秘密と彼女13

 全身に力が入らなくなって泣き崩れると、彼女は両腕で抱きしめて支えてくれた。


「どうして……? どうして僕は死に取り憑かれているの……? どうして誰かが死ななきゃいけないの……? 僕はただ皆と一緒にいたいだけなのに……! それだけなのに、神様は許してくれないの……? 皆と一緒にいたいと願うのは悪いことなの……?」


「紫月、悲しいなら思い切り泣けばいい。私が支えてあげるから」


 彼女の体温が悲しみに拍車をかけた。

 それは彼女も同じであった。

 紫月の体温で彼女も声を上げて泣き出した。

 明日にはこの体温が感じられなくなるのだと思うと、無性に悲しくなった。


 神代礼佳は彼女が神に戻ると同時に死ぬ。

 これは肉体的な死で、神代礼佳の魂はとっくに死んでいる。

 神代礼佳は二度死ぬことになる。


 結局、あの日の約束は果たすことができなかった。

 もみじの木を一緒に見上げて礼佳に告白することは叶わなかった。


 せめて彼女との約束は守ろう。

 昨夜、彼女と指切りした約束。


 礼佳と指切りした約束は胸の奥にしまっておこう。

 もう叶うはずもない願いになってしまったのだから。


「悲しいなら思い切り泣けばいいよ……僕が最後まで支えてあげるから……」


 2人が抱き合ってからどれくらいの時間が経ったことだろう。

 秋祭りは昨日の思い出となり、今日という新たな1日を迎えていた。

 涙はとうに枯れ、嗚咽さえもう出なかった。


 2人は木に纏わりつく蔦のように絡ませていた両腕を解いた。


「ねぇ、神様にも名前はあるんでしょ?」


「名前のある神もいれば、名前のない神もいる。私は名前のない神だ。元より信仰のない神でな、神社の名前さえ忘れられてしまった」


「じゃあ、君のことはなんて呼べばいい?」


「今まで通りでいい。私は最後まで神代礼佳でいたい。私は礼佳を助けられなかった。だから、礼佳の代わりではなく、礼佳として最後まで生きたい」


「わかった。今日、神代さんは死んじゃうんだね」


「そうだ。私が死んだら悲しんでくれるか?」


「もちろん。神代さんは僕の大切な人だから」


「私も悲しい。紫月は私の大切な人だ。大切な人との別れは自分の一部を失うのと同じだな。心が痛くてたまらないのだ」


 神代さんと一緒にいたくて、でも、今日でお別れしなくちゃいけなくて。

 大切な人との別れはやっぱり心が張り裂けそうなくらい痛いよ。


 礼佳が愛しくて、紫月は深紅の唇を奪った。


 林檎飴の甘さと紅の苦さがゆっくりと口内に広がる。

 水分を含んだ綿のような感触が唇を深紅に彩る。


 礼佳はキスの意味も知らない。

 死ぬ前の彼女もキスはしたことがない。

 これが最初で最後のキスとなる。


 思い返せば、礼佳とは最初で最後のことばかりだった。

 今となってはどれも甘美な思い出になってしまった。

 このキスもいずれは思い出になってしまうだろう。


 礼佳は指の腹で紫月の唇を撫でた。


「紅がついている」


「ありがとう。神代さん、今のはキスっていう……特別なことなんだ。

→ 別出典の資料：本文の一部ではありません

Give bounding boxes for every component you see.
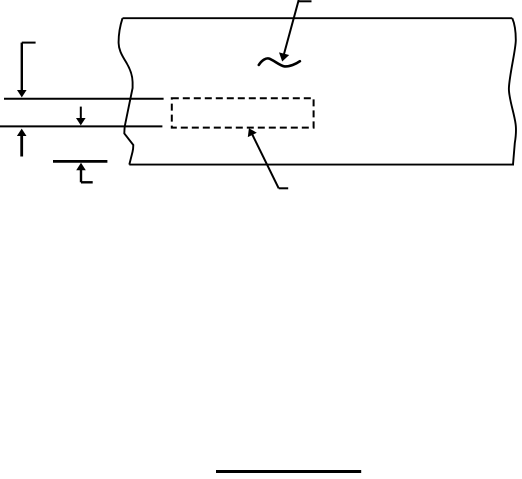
- leader to surface: tail: [299, 0, 312, 2]
- dimension 1 shaft: [21, 43, 23, 91]
- dimension 4 bar: [53, 160, 107, 163]
- caption underline: [216, 470, 361, 473]
- leader to dashed area: tail: [279, 187, 289, 189]
- leader to dashed area: arrowhead (up-left): [248, 128, 257, 137]
- extension line upper: [4, 98, 164, 100]
- leader to dashed area: line: [252, 135, 278, 189]
- dimension 4 shaft: [80, 169, 82, 182]
- dimension 2 shaft (middle down arrow): [80, 107, 82, 119]
- dashed rectangle (marking location): [172, 98, 314, 127]
- surface squiggle: [259, 58, 300, 66]
- panel left break line: [119, 18, 134, 164]
- dimension 1 arrowhead (down): [17, 90, 27, 97]
- dimension 4 tail: [81, 181, 93, 183]
- leader to surface: arrowhead: [279, 52, 289, 61]
- dimension 3 arrowhead (up): [17, 129, 27, 136]
- extension line lower: [0, 125, 162, 127]
- dimension 2 arrowhead (down): [76, 118, 86, 125]
- leader to surface: line: [284, 0, 299, 54]
- panel bottom edge: [129, 164, 514, 166]
- dimension 3 shaft (left up arrow): [20, 135, 23, 157]
- panel right break line: [509, 18, 516, 164]
- dimension 4 arrowhead (up): [76, 163, 86, 170]
- panel top edge: [123, 17, 513, 19]
- dimension 1 leader tail: [22, 42, 36, 44]
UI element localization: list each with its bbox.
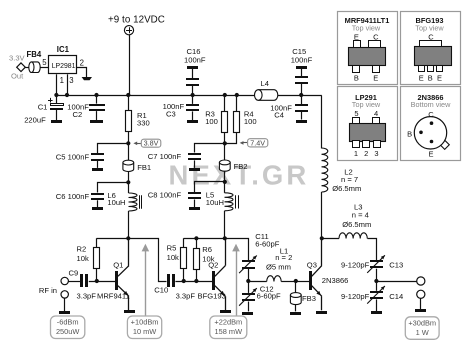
svg-text:-6dBm: -6dBm [57, 318, 79, 327]
svg-text:100: 100 [205, 117, 218, 126]
svg-text:C7 100nF: C7 100nF [148, 152, 182, 161]
svg-text:E: E [419, 74, 424, 83]
svg-text:+9 to 12VDC: +9 to 12VDC [108, 14, 165, 25]
svg-text:Ø5 mm: Ø5 mm [266, 263, 291, 272]
svg-text:n = 7: n = 7 [341, 175, 358, 184]
svg-text:6-60pF: 6-60pF [257, 292, 281, 301]
svg-text:Bottom view: Bottom view [411, 100, 451, 109]
svg-text:4: 4 [374, 109, 378, 118]
svg-text:C1: C1 [38, 103, 48, 112]
svg-text:158 mW: 158 mW [215, 327, 243, 336]
svg-text:MRF9411: MRF9411 [97, 291, 130, 300]
svg-text:n = 4: n = 4 [352, 210, 369, 219]
svg-text:C: C [373, 32, 379, 41]
svg-text:10uH: 10uH [107, 198, 125, 207]
svg-text:3.3pF: 3.3pF [77, 291, 97, 300]
svg-text:C9: C9 [69, 269, 79, 278]
svg-text:6-60pF: 6-60pF [255, 239, 279, 248]
svg-text:FB3: FB3 [302, 294, 316, 303]
svg-text:3: 3 [69, 76, 73, 85]
svg-text:R2: R2 [77, 244, 87, 253]
svg-text:3: 3 [374, 149, 378, 158]
svg-text:+10dBm: +10dBm [131, 318, 159, 327]
svg-text:3.3V: 3.3V [9, 53, 26, 62]
svg-text:E: E [428, 150, 433, 159]
svg-text:10k: 10k [167, 253, 179, 262]
svg-text:2: 2 [364, 149, 368, 158]
svg-text:Out: Out [11, 71, 24, 80]
svg-text:LP2981: LP2981 [52, 63, 76, 70]
svg-text:FB2: FB2 [234, 162, 248, 171]
svg-text:RF in: RF in [39, 286, 57, 295]
svg-text:C: C [428, 32, 434, 41]
svg-text:100: 100 [244, 117, 257, 126]
svg-text:1: 1 [60, 76, 64, 85]
svg-text:C13: C13 [389, 261, 403, 270]
svg-text:5: 5 [354, 109, 358, 118]
svg-text:1 W: 1 W [416, 328, 429, 337]
svg-text:5: 5 [42, 58, 47, 67]
svg-text:250uW: 250uW [56, 327, 79, 336]
svg-text:FB4: FB4 [27, 50, 42, 59]
svg-text:220uF: 220uF [24, 115, 46, 124]
svg-text:L4: L4 [261, 79, 269, 88]
svg-text:7.4V: 7.4V [250, 138, 265, 147]
svg-text:BFG193: BFG193 [198, 291, 226, 300]
svg-text:n = 2: n = 2 [275, 253, 292, 262]
svg-text:C5 100nF: C5 100nF [56, 152, 90, 161]
svg-text:Q2: Q2 [208, 261, 218, 270]
svg-text:+22dBm: +22dBm [214, 318, 242, 327]
svg-text:C10: C10 [154, 286, 168, 295]
svg-text:C2: C2 [73, 110, 83, 119]
svg-text:3.8V: 3.8V [144, 139, 159, 148]
svg-text:Top view: Top view [352, 24, 381, 33]
svg-text:Q3: Q3 [307, 261, 317, 270]
svg-text:10 mW: 10 mW [133, 327, 156, 336]
svg-text:2: 2 [80, 58, 84, 67]
svg-text:1: 1 [354, 149, 358, 158]
svg-text:2N3866: 2N3866 [322, 276, 349, 285]
svg-text:E: E [373, 74, 378, 83]
svg-text:10k: 10k [77, 254, 89, 263]
svg-text:Q1: Q1 [113, 261, 123, 270]
svg-text:C: C [428, 110, 434, 119]
svg-text:C14: C14 [389, 292, 403, 301]
svg-text:10uH: 10uH [206, 198, 224, 207]
svg-text:Ø6.5mm: Ø6.5mm [342, 220, 371, 229]
svg-text:C8 100nF: C8 100nF [148, 191, 182, 200]
svg-text:R5: R5 [167, 244, 177, 253]
svg-text:E: E [437, 74, 442, 83]
svg-text:100nF: 100nF [184, 55, 206, 64]
svg-text:Top view: Top view [352, 100, 381, 109]
svg-text:C3: C3 [166, 109, 176, 118]
svg-text:B: B [428, 74, 433, 83]
svg-text:Ø6.5mm: Ø6.5mm [332, 184, 361, 193]
svg-text:3.3pF: 3.3pF [176, 291, 196, 300]
svg-text:E: E [354, 32, 359, 41]
svg-text:B: B [407, 129, 412, 138]
svg-text:330: 330 [137, 118, 150, 127]
svg-text:9-120pF: 9-120pF [341, 261, 370, 270]
svg-text:9-120pF: 9-120pF [341, 292, 370, 301]
svg-text:+30dBm: +30dBm [408, 318, 436, 327]
svg-text:IC1: IC1 [57, 45, 70, 54]
svg-text:B: B [354, 74, 359, 83]
svg-text:Top view: Top view [415, 24, 444, 33]
svg-text:R6: R6 [202, 245, 212, 254]
svg-text:FB1: FB1 [137, 163, 151, 172]
svg-text:C6 100nF: C6 100nF [56, 192, 90, 201]
svg-text:C4: C4 [274, 111, 284, 120]
svg-text:100nF: 100nF [291, 55, 313, 64]
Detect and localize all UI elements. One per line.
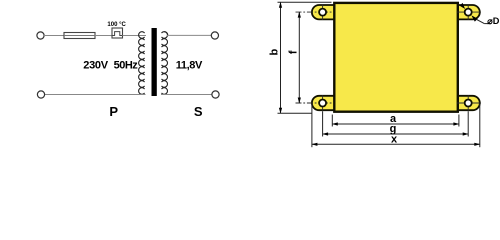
wire terminal to fuse bbox=[44, 35, 64, 37]
terminal top-left bbox=[37, 32, 44, 39]
dimension b line bbox=[278, 2, 332, 114]
terminal top-right bbox=[211, 32, 218, 39]
hole centerlines bottom-right bbox=[457, 95, 481, 111]
wire fuse to thermal fuse bbox=[95, 35, 112, 37]
svg-text:⌀D: ⌀D bbox=[487, 16, 500, 26]
hole centerlines top-right bbox=[457, 4, 481, 20]
transformer T1 primary winding bbox=[139, 32, 145, 95]
transformer body bbox=[334, 3, 458, 112]
fuse F1 bbox=[64, 33, 95, 39]
svg-text:x: x bbox=[391, 134, 398, 146]
svg-text:100 °C: 100 °C bbox=[107, 22, 126, 28]
transformer T1 secondary winding bbox=[162, 32, 168, 95]
dimension x line bbox=[311, 104, 480, 147]
mounting ear top-left bbox=[312, 5, 337, 19]
wire bottom primary bbox=[45, 94, 146, 96]
hole bottom-left bbox=[319, 100, 326, 107]
terminal bottom-left bbox=[37, 91, 44, 98]
hole centerlines bottom-left bbox=[296, 95, 332, 111]
hole top-right bbox=[465, 9, 472, 16]
wire thermal fuse to primary winding bbox=[123, 35, 147, 37]
dimension a line bbox=[332, 115, 460, 127]
transformer core bbox=[152, 28, 157, 96]
svg-text:50Hz: 50Hz bbox=[114, 60, 139, 72]
terminal bottom-right bbox=[212, 91, 219, 98]
dimension f line bbox=[298, 12, 301, 104]
hole centerlines top-left bbox=[296, 4, 332, 20]
mounting ear bottom-right bbox=[455, 96, 480, 110]
wire secondary top to terminal bbox=[167, 34, 212, 36]
svg-text:230V: 230V bbox=[83, 60, 108, 72]
thermal fuse (100 °C) bbox=[112, 28, 123, 38]
svg-text:f: f bbox=[287, 50, 299, 54]
mounting ear bottom-left bbox=[312, 96, 337, 110]
hole bottom-right bbox=[465, 100, 472, 107]
mounting ear top-right bbox=[455, 5, 480, 19]
svg-text:P: P bbox=[109, 104, 118, 119]
svg-text:11,8V: 11,8V bbox=[176, 60, 203, 72]
dimension g line bbox=[322, 111, 469, 136]
hole top-left bbox=[319, 9, 326, 16]
diameter D leader and arrows bbox=[460, 3, 492, 24]
svg-text:b: b bbox=[269, 48, 281, 55]
svg-text:S: S bbox=[194, 104, 203, 119]
wire bottom secondary bbox=[161, 94, 212, 96]
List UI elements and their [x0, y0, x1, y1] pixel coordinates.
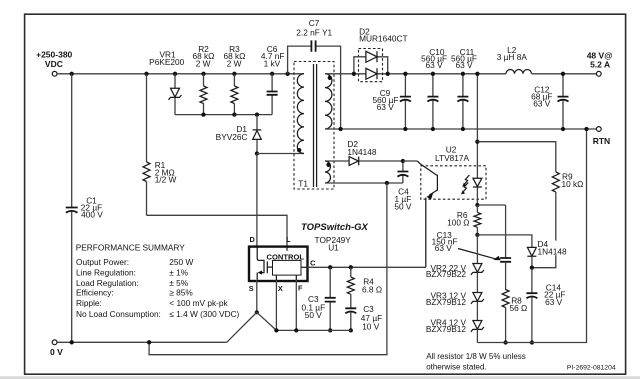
diode D2 1N4148 (bias): [325, 139, 403, 165]
node: R2 top: [201, 72, 205, 76]
resistor R1: [143, 74, 177, 216]
svg-text:C7: C7: [309, 18, 320, 28]
svg-text:C: C: [310, 258, 316, 267]
node: drain junction: [255, 151, 259, 155]
node: feedback bus to RTN: [584, 127, 588, 131]
resistor R8: [502, 290, 527, 345]
node: C3 tap on C line: [328, 265, 332, 269]
wire: 0V rail: [57, 341, 227, 343]
wire: feedback bottom bus: [477, 129, 586, 343]
node: F pin junction: [294, 328, 298, 332]
X F stubs: [276, 275, 296, 280]
svg-text:0 V: 0 V: [50, 347, 63, 357]
node: C7 tap: [285, 72, 289, 76]
inductor L2: [497, 45, 532, 74]
svg-text:MUR1640CT: MUR1640CT: [359, 34, 407, 44]
node: primary polarity dot: [297, 148, 301, 152]
zener VR3 BZX79B12: [426, 272, 484, 307]
wire: drain junction to primary bottom: [257, 153, 304, 155]
svg-text:Efficiency:: Efficiency:: [76, 288, 114, 298]
svg-text:63 V: 63 V: [377, 102, 395, 112]
node: R2 bottom: [201, 112, 205, 116]
wire: secondary top rail (48V): [325, 73, 596, 75]
resistor R2: [192, 44, 214, 115]
rectifier D2 MUR1640CT: [352, 26, 408, 81]
capacitor C1: [66, 74, 104, 343]
svg-text:63 V: 63 V: [545, 297, 563, 307]
capacitor C12: [531, 72, 568, 131]
capacitor C6: [261, 44, 285, 115]
svg-text:2 W: 2 W: [227, 58, 242, 68]
opto phototransistor: [403, 160, 417, 162]
resistor R3: [223, 44, 245, 115]
svg-text:2.2 nF Y1: 2.2 nF Y1: [296, 28, 332, 38]
svg-text:1N4148: 1N4148: [347, 147, 376, 157]
svg-text:100 Ω: 100 Ω: [447, 217, 469, 227]
svg-text:1/2 W: 1/2 W: [155, 175, 177, 185]
svg-text:P6KE200: P6KE200: [149, 57, 184, 67]
capacitor C11: [451, 47, 477, 131]
control block: [273, 260, 302, 275]
zener VR2 BZX79B22: [426, 235, 484, 279]
svg-text:Ripple:: Ripple:: [76, 298, 102, 308]
svg-text:TOPSwitch-GX: TOPSwitch-GX: [301, 222, 369, 233]
node: C1 bottom junction: [70, 340, 74, 344]
svg-text:50 V: 50 V: [305, 310, 323, 320]
node: VR1 top: [173, 72, 177, 76]
wire: X pin drop: [275, 280, 277, 330]
svg-text:± 1%: ± 1%: [169, 268, 188, 278]
output terminal RTN: [593, 127, 610, 146]
node: secondary polarity dot: [328, 76, 332, 80]
svg-text:63 V: 63 V: [533, 98, 551, 108]
svg-text:< 100 mV pk-pk: < 100 mV pk-pk: [169, 298, 228, 308]
svg-text:S: S: [249, 284, 254, 293]
svg-text:63 V: 63 V: [426, 60, 444, 70]
wire: branch to C13: [477, 204, 505, 206]
svg-text:56 Ω: 56 Ω: [510, 303, 528, 313]
svg-text:BZX79B12: BZX79B12: [426, 297, 467, 307]
svg-text:L: L: [286, 235, 291, 244]
performance summary: [76, 243, 240, 319]
zener VR1 P6KE200: [149, 49, 184, 114]
node: R3 bottom: [232, 112, 236, 116]
transformer bias winding: [325, 161, 331, 183]
svg-text:≤ 1.4 W (300 VDC): ≤ 1.4 W (300 VDC): [169, 309, 239, 319]
svg-text:U1: U1: [328, 243, 339, 253]
svg-text:VDC: VDC: [45, 59, 63, 69]
svg-text:≥ 85%: ≥ 85%: [169, 288, 193, 298]
zener VR4 BZX79B12: [426, 301, 484, 342]
output terminal 48V: [587, 51, 613, 77]
node: R9 branch: [475, 140, 479, 144]
node: bias return tap: [385, 181, 389, 185]
svg-text:otherwise stated.: otherwise stated.: [426, 362, 486, 371]
U1 MOSFET: [257, 247, 287, 280]
capacitor C13: [432, 205, 511, 290]
light arrows: [463, 175, 469, 192]
svg-text:PI-2692-081204: PI-2692-081204: [567, 365, 616, 372]
transformer core: [314, 64, 317, 187]
svg-text:BZX79B22: BZX79B22: [426, 269, 467, 279]
svg-text:10 kΩ: 10 kΩ: [562, 179, 584, 189]
node: D1 branch: [255, 112, 259, 116]
transformer T1: [294, 62, 334, 190]
terminal 0V: [50, 340, 63, 357]
wire: bias return: [325, 182, 403, 184]
node: X pin junction: [274, 328, 278, 332]
node: R1 tap: [144, 72, 148, 76]
wire: drain vertical to D pin: [256, 154, 258, 247]
wire: node A to D4: [477, 235, 532, 248]
node: R3 top: [232, 72, 236, 76]
svg-text:2 W: 2 W: [196, 58, 211, 68]
resistor R9: [532, 171, 583, 267]
wire: C pin line: [308, 266, 427, 268]
capacitor C3 47uF: [345, 294, 382, 332]
bottom gray strip: [0, 376, 640, 379]
svg-text:Load Regulation:: Load Regulation:: [76, 278, 139, 288]
svg-text:PERFORMANCE SUMMARY: PERFORMANCE SUMMARY: [76, 243, 186, 253]
input terminal +250-380 VDC: [36, 50, 72, 77]
wire: clamp bus: [175, 114, 272, 116]
svg-text:250 W: 250 W: [169, 257, 193, 267]
wire: R1 to L pin: [147, 215, 288, 246]
svg-text:63 V: 63 V: [435, 243, 453, 253]
capacitor C3 0.1uF: [301, 267, 335, 332]
svg-text:D: D: [250, 235, 255, 244]
svg-text:BZX79B12: BZX79B12: [426, 324, 467, 334]
resistor R6: [447, 205, 481, 235]
svg-text:LTV817A: LTV817A: [435, 153, 469, 163]
capacitor C7 (Y1): [288, 18, 341, 129]
wire: bias return to source rail: [149, 183, 387, 355]
op U1 TOPSwitch TOP249Y: [249, 235, 316, 293]
node: R4 tap on C line: [349, 265, 353, 269]
diode D1 BYV26C: [216, 115, 262, 154]
svg-text:6.8 Ω: 6.8 Ω: [362, 285, 382, 295]
svg-text:5.2 A: 5.2 A: [590, 60, 610, 70]
svg-text:Output Power:: Output Power:: [76, 257, 129, 267]
svg-text:± 5%: ± 5%: [169, 278, 188, 288]
svg-text:3 µH 8A: 3 µH 8A: [497, 52, 528, 62]
resistor R4: [347, 267, 382, 294]
C pin lead: [301, 266, 308, 268]
wire: branch to R9: [477, 142, 555, 172]
svg-text:63 V: 63 V: [455, 60, 473, 70]
svg-text:X: X: [278, 284, 283, 293]
wire: RTN rail: [325, 128, 596, 130]
svg-text:400 V: 400 V: [81, 210, 103, 220]
svg-text:No Load Consumption:: No Load Consumption:: [76, 309, 161, 319]
wire: source diagonals: [227, 312, 277, 342]
wire: F pin drop: [295, 280, 297, 330]
svg-text:1 kV: 1 kV: [264, 58, 281, 68]
node: C6 top: [270, 72, 274, 76]
node: bias return junction: [147, 340, 151, 344]
capacitor C10: [421, 47, 447, 131]
opto LED: [476, 166, 478, 205]
node: C7 to RTN junction: [338, 127, 342, 131]
wire: S pin to source node: [256, 280, 258, 312]
wire: top DC rail: [57, 73, 304, 75]
capacitor C14: [526, 268, 565, 345]
wire: 48V feedback drop: [476, 74, 478, 166]
transformer secondary winding: [325, 74, 332, 129]
optocoupler U2 LTV817A: [403, 145, 486, 268]
svg-text:RTN: RTN: [593, 136, 610, 146]
transformer primary winding: [297, 74, 304, 154]
svg-text:Line Regulation:: Line Regulation:: [76, 268, 136, 278]
capacitor C9: [373, 72, 411, 131]
svg-text:50 V: 50 V: [394, 202, 412, 212]
node: bias polarity dot: [326, 163, 330, 167]
svg-text:F: F: [298, 283, 303, 292]
svg-text:T1: T1: [298, 179, 308, 189]
svg-text:BYV26C: BYV26C: [216, 132, 248, 142]
svg-text:10 V: 10 V: [362, 322, 380, 332]
node: LED cathode / C13 branch: [475, 203, 479, 207]
capacitor C4: [394, 159, 412, 212]
node: input junction: [70, 72, 74, 76]
node: source: [255, 310, 259, 314]
svg-text:1N4148: 1N4148: [538, 247, 567, 257]
wire: local source bus: [276, 329, 350, 331]
node A: R6 bottom: [475, 233, 479, 237]
svg-text:All resistor 1/8 W 5% unless: All resistor 1/8 W 5% unless: [426, 352, 526, 361]
diode D4 1N4148: [527, 239, 573, 270]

大切な人としかできない特別なことなんだ」


「大切な人としかできない特別なこと……」


 大切な人――紫月はあえて好きな人とは言わなかった。

 こんな形で告白するのは嫌だった。


 礼佳はまた泣き出した。

 紫月もつられて泣いた。


 涙の泉は枯渇したものだと思っていたが、まだまだ涙は溢れてきた。

 悲しみがなくならないように涙が枯れることはないんだろうな、と思った。


 ここにいても別れが辛くなるだけだ。

 悲しみの尾が長くなるだけだ。


「神代さん、もう帰るよ……さよなら……」


「さよなら、紫月……」


 2人はキスを最後にきっぱりと別れた。

 その後、彼らはいつまでも泣き続けた。


 ハート型のガラスは割れて悲しみをこぼしていた。